There's a basic logic in maintaining the U.S. port system, according to Charles Roberts, executive director of the Port of Oakland.

"If you're going to be involved in world trade, you've got to have ports. If you're going to have ports, you've got to dredge them. We've been dredging since year one."Basic, but not simple.

From the viewpoint of Mr. Roberts, other U.S. port directors and the American Association of Port Authorities, which is the industry's Washington lobbying group, the nation, though dependent on waterborne commerce, has no coherent policy for ensuring that the channels serving ports are dredged and able to accommodate the ships plying world trade routes in the 1990s.

For lack of federal leadership, port modernization is being stymied and the American taxpayer is paying the bill for a gridlock of improvement projects that largely is the result of bureaucratic delay, they said.

They see dredging activity as being subject to piecemeal regulation under various laws that are intended mainly to regulate water quality and and protect wetlands and endangered species.

Citing a count by the Army Corps of Engineers, AAPA said there are more than 30 federal laws and executive orders applicable to dredging and the disposal of dredged material. State and local requirements add an additional layer of review, the association said. Regarding the management of dredged material, there is no "comprehensive, consistent federal approach," it added.

To address these concerns, AAPA has developed a National Dredging Policy. The industry stance has been in the works for most of this year. Its basic contents gained preliminary approval at the association's spring conference. The principles have been fined-tuned over the summer while an implementation strategy also was developed.

The cornerstone of the policy is a recommendation that the Clinton administration issue an executive order directing the Corps of Engineers, the Commerce, Transportation and Interior departments, and the Environmental Protection Agency work together to streamline the regulatory review of dredging projects.

It also recommends the following:

* Federal funding for the construction of dredged material disposal sites, particularly for contaminated sediments that are unsuitable for placement in open ocean waters.

* Encouraging the use of dredged material to create wetlands and to replenish beaches.

* Limiting public funding to clean up nonthreatening pollutants found in sediments from dredging projects.

* Capping with sand and other such techniques for managing the disposal of unharmful dredged material.

* Assigning a high priority to federal research and development of technology to decontaminate dredged material.

* Identifying and fining dumpers of pollutants that contaminate harbors and channel bottoms.

APPA President Eric Stromberg said in a mid-September interview he had presented the policy to various Cabinet departments, the Corps of Engineers, the EPA and to members of Congress. The initial "feedback has been positive"

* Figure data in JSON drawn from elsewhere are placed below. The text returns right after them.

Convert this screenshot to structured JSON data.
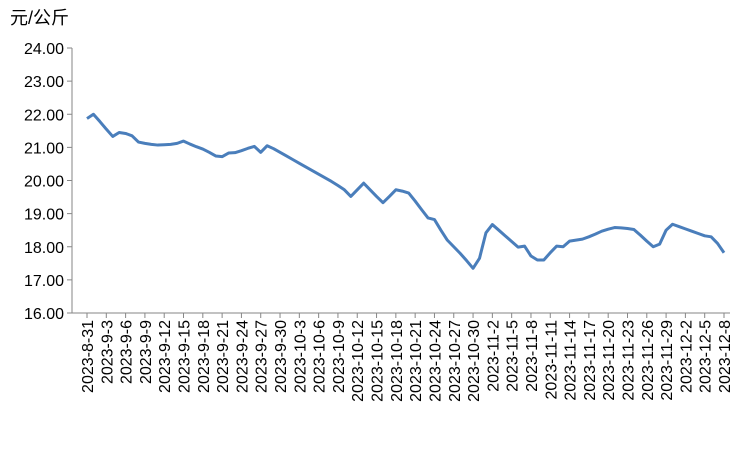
{
  "chart_data": {
    "type": "line",
    "y_label": "元/公斤",
    "categories": [
      "2023-8-31",
      null,
      null,
      "2023-9-3",
      null,
      null,
      "2023-9-6",
      null,
      null,
      "2023-9-9",
      null,
      null,
      "2023-9-12",
      null,
      null,
      "2023-9-15",
      null,
      null,
      "2023-9-18",
      null,
      null,
      "2023-9-21",
      null,
      null,
      "2023-9-24",
      null,
      null,
      "2023-9-27",
      null,
      null,
      "2023-9-30",
      null,
      null,
      "2023-10-3",
      null,
      null,
      "2023-10-6",
      null,
      null,
      "2023-10-9",
      null,
      null,
      "2023-10-12",
      null,
      null,
      "2023-10-15",
      null,
      null,
      "2023-10-18",
      null,
      null,
      "2023-10-21",
      null,
      null,
      "2023-10-24",
      null,
      null,
      "2023-10-27",
      null,
      null,
      "2023-10-30",
      null,
      null,
      "2023-11-2",
      null,
      null,
      "2023-11-5",
      null,
      null,
      "2023-11-8",
      null,
      null,
      "2023-11-11",
      null,
      null,
      "2023-11-14",
      null,
      null,
      "2023-11-17",
      null,
      null,
      "2023-11-20",
      null,
      null,
      "2023-11-23",
      null,
      null,
      "2023-11-26",
      null,
      null,
      "2023-11-29",
      null,
      null,
      "2023-12-2",
      null,
      null,
      "2023-12-5",
      null,
      null,
      "2023-12-8"
    ],
    "values": [
      21.87,
      22.0,
      21.78,
      21.55,
      21.33,
      21.45,
      21.42,
      21.35,
      21.16,
      21.12,
      21.09,
      21.07,
      21.08,
      21.09,
      21.12,
      21.19,
      21.1,
      21.02,
      20.95,
      20.85,
      20.74,
      20.72,
      20.83,
      20.84,
      20.9,
      20.97,
      21.03,
      20.85,
      21.05,
      20.96,
      20.85,
      20.74,
      20.63,
      20.52,
      20.41,
      20.3,
      20.19,
      20.08,
      19.97,
      19.85,
      19.72,
      19.52,
      19.72,
      19.92,
      19.72,
      19.52,
      19.33,
      19.52,
      19.72,
      19.68,
      19.62,
      19.38,
      19.12,
      18.87,
      18.82,
      18.5,
      18.2,
      18.0,
      17.8,
      17.58,
      17.35,
      17.65,
      18.42,
      18.67,
      18.5,
      18.33,
      18.16,
      17.99,
      18.02,
      17.72,
      17.6,
      17.6,
      17.82,
      18.02,
      18.0,
      18.17,
      18.2,
      18.23,
      18.3,
      18.38,
      18.47,
      18.53,
      18.58,
      18.57,
      18.55,
      18.52,
      18.35,
      18.17,
      18.0,
      18.08,
      18.5,
      18.68,
      18.61,
      18.54,
      18.47,
      18.4,
      18.33,
      18.3,
      18.1,
      17.82
    ],
    "color": "#4a7ebb",
    "ylim": [
      16,
      24
    ],
    "yticks": [
      {
        "value": 16,
        "label": "16.00"
      },
      {
        "value": 17,
        "label": "17.00"
      },
      {
        "value": 18,
        "label": "18.00"
      },
      {
        "value": 19,
        "label": "19.00"
      },
      {
        "value": 20,
        "label": "20.00"
      },
      {
        "value": 21,
        "label": "21.00"
      },
      {
        "value": 22,
        "label": "22.00"
      },
      {
        "value": 23,
        "label": "23.00"
      },
      {
        "value": 24,
        "label": "24.00"
      }
    ],
    "grid": false
  }
}
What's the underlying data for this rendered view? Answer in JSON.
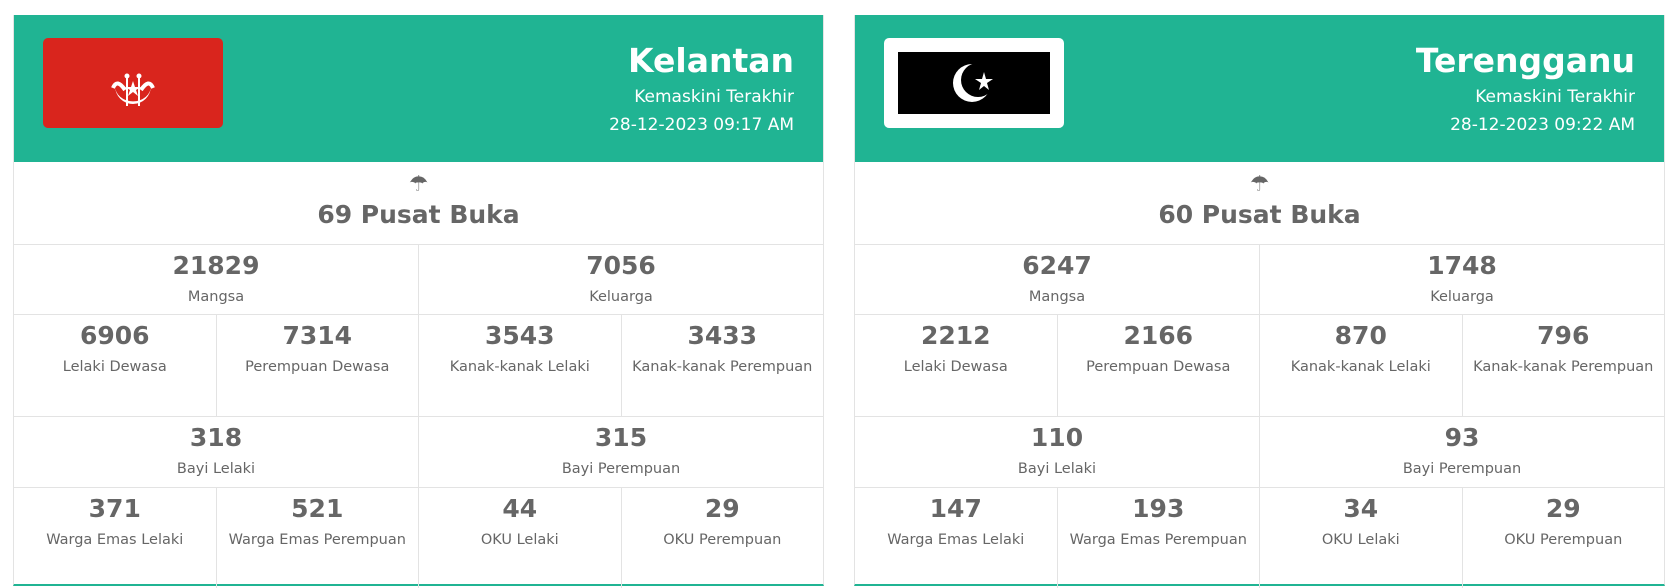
{
  "states": [
    {
      "name": "Kelantan",
      "updated_label": "Kemaskini Terakhir",
      "updated": "28-12-2023 09:17 AM",
      "flag": "kelantan-flag",
      "flag_color": "#d9251d",
      "pusat": "69 Pusat Buka",
      "stats": {
        "mangsa": {
          "v": "21829",
          "l": "Mangsa"
        },
        "keluarga": {
          "v": "7056",
          "l": "Keluarga"
        },
        "lelaki_dewasa": {
          "v": "6906",
          "l": "Lelaki Dewasa"
        },
        "perempuan_dewasa": {
          "v": "7314",
          "l": "Perempuan Dewasa"
        },
        "kanak_lelaki": {
          "v": "3543",
          "l": "Kanak-kanak Lelaki"
        },
        "kanak_perempuan": {
          "v": "3433",
          "l": "Kanak-kanak Perempuan"
        },
        "bayi_lelaki": {
          "v": "318",
          "l": "Bayi Lelaki"
        },
        "bayi_perempuan": {
          "v": "315",
          "l": "Bayi Perempuan"
        },
        "emas_lelaki": {
          "v": "371",
          "l": "Warga Emas Lelaki"
        },
        "emas_perempuan": {
          "v": "521",
          "l": "Warga Emas Perempuan"
        },
        "oku_lelaki": {
          "v": "44",
          "l": "OKU Lelaki"
        },
        "oku_perempuan": {
          "v": "29",
          "l": "OKU Perempuan"
        }
      }
    },
    {
      "name": "Terengganu",
      "updated_label": "Kemaskini Terakhir",
      "updated": "28-12-2023 09:22 AM",
      "flag": "terengganu-flag",
      "flag_color": "#000000",
      "pusat": "60 Pusat Buka",
      "stats": {
        "mangsa": {
          "v": "6247",
          "l": "Mangsa"
        },
        "keluarga": {
          "v": "1748",
          "l": "Keluarga"
        },
        "lelaki_dewasa": {
          "v": "2212",
          "l": "Lelaki Dewasa"
        },
        "perempuan_dewasa": {
          "v": "2166",
          "l": "Perempuan Dewasa"
        },
        "kanak_lelaki": {
          "v": "870",
          "l": "Kanak-kanak Lelaki"
        },
        "kanak_perempuan": {
          "v": "796",
          "l": "Kanak-kanak Perempuan"
        },
        "bayi_lelaki": {
          "v": "110",
          "l": "Bayi Lelaki"
        },
        "bayi_perempuan": {
          "v": "93",
          "l": "Bayi Perempuan"
        },
        "emas_lelaki": {
          "v": "147",
          "l": "Warga Emas Lelaki"
        },
        "emas_perempuan": {
          "v": "193",
          "l": "Warga Emas Perempuan"
        },
        "oku_lelaki": {
          "v": "34",
          "l": "OKU Lelaki"
        },
        "oku_perempuan": {
          "v": "29",
          "l": "OKU Perempuan"
        }
      }
    }
  ],
  "theme": {
    "header": "#20b493",
    "text": "#666666"
  },
  "icons": {
    "pusat": "umbrella-icon"
  }
}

from executive branch officials, he said.

Individual ports have received "words of encouragement from hill staffers," Mr. Stromberg added.

Some port officials such as Oakland's Mr. Roberts consider dredging to be an issue of such critical importance as to require, possibly, a campaign extending beyond the efforts of the industry's Washington trade association.

Oakland officials cited setbacks encountered on the port's current channel- deepening project as the reason for losing a terminal expansion investment that American President Lines Ltd. was considering. APL said in a new release, Oakland officials reported, that Oakland was "hampered by uncertainty over bay dredging and land availability." APL chose Los Angeles over Oakland for the expansion.

Mr. Roberts, along with Lillian Liburdi, director of the port department of the Port Authority of New York & New Jersey, called officials from about 16 ports from around the country to a special meeting in Chicago Sept. 17.

Invitees included representatives from ports in Mobile, Cleveland, Corpus Christi, Savannah, Houston, Los Angeles, Baltimore, Boston, New Orleans, Philadelphia, Tampa, Toledo, Norfolk, Portland, Ore., and the Washington ports of Tacoma and Kalama.

The purpose of the meeting was to share information about dredging projects, discuss common concerns and explore establishing a cooperative strategy for dealing with obstacles to dredging, Mr. Roberts said in a letter to attendees.

A discussion of how the group could complement or augment the port association's efforts to gain support for its dredging policy also was to be on the agenda, according to the letter.

Mr. Roberts linked ports' interests in streamlining dredging regulations with Vice President Al Gore's National Performance Review, which is intended to make government more efficient and less costly.

The regulatory agencies are not doing their jobs, he said. The problems ports face on dredging projects primarily are delays attributable to the inability of middle-management bureaucrats to make decisions, he charged.